The goal of the researchers was to develop a liquid metal battery (LMB) concept based on static molten salt without the use of ion-selective membranes. The materials that researchers are exploring are relatively abundant and inexpensive, and have less impact on the environment. The implementation of these new concepts in liquid metal batteries will help to make the current density higher and safer than existing molten salt battery systems, and to achieve a lower cost manufacturing system.
To avoid reactions between zinc ions and sodium electrodes, the researchers placed porous separators or separators between the electrodes. Due to the use of inexpensive and durable membrane materials, the expensive Î²-alumina ion selective membranes, which are brittle and cracked, are replaced, thereby significantly improving the performance of liquid metal cells while also reducing costs.

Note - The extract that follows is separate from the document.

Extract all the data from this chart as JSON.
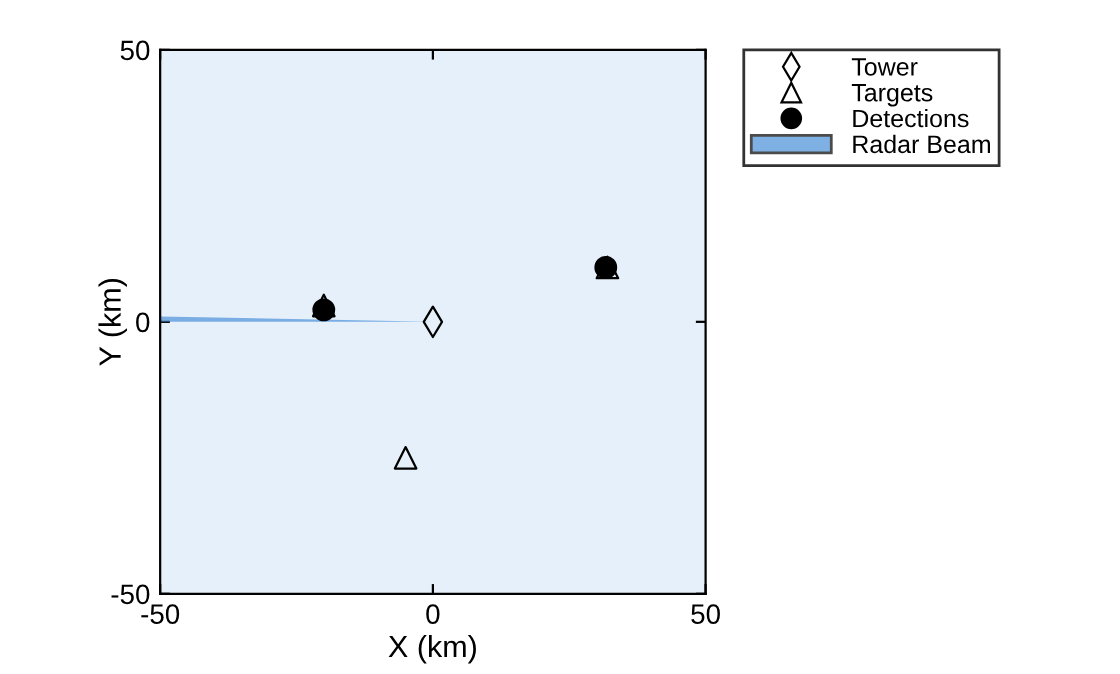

The researchers chose to use immiscible electrolytes and electrodes to help ensure a safe battery system that can be discharged in the unlikely event of a mechanical failure without any undesired effects such as fire or explosion. This is comparable to sodium-sulfur (NaS) molten salt batteries that have proven to be useful for power grid storage; however, sodium ion-selective membranes must be used for NaS molten salt batteries, but this adds a lot of expense and impedance to the batteries, and in the event of a cracked film There will be violent reactions and even fires.
The NTNU research team is now working with local molten salt electrochemical specialist SINTEF to create laboratory-scale battery design and development, as well as test battery performance and materials.
The plan will be held until 2018 and sponsored by The Research Council of Norway.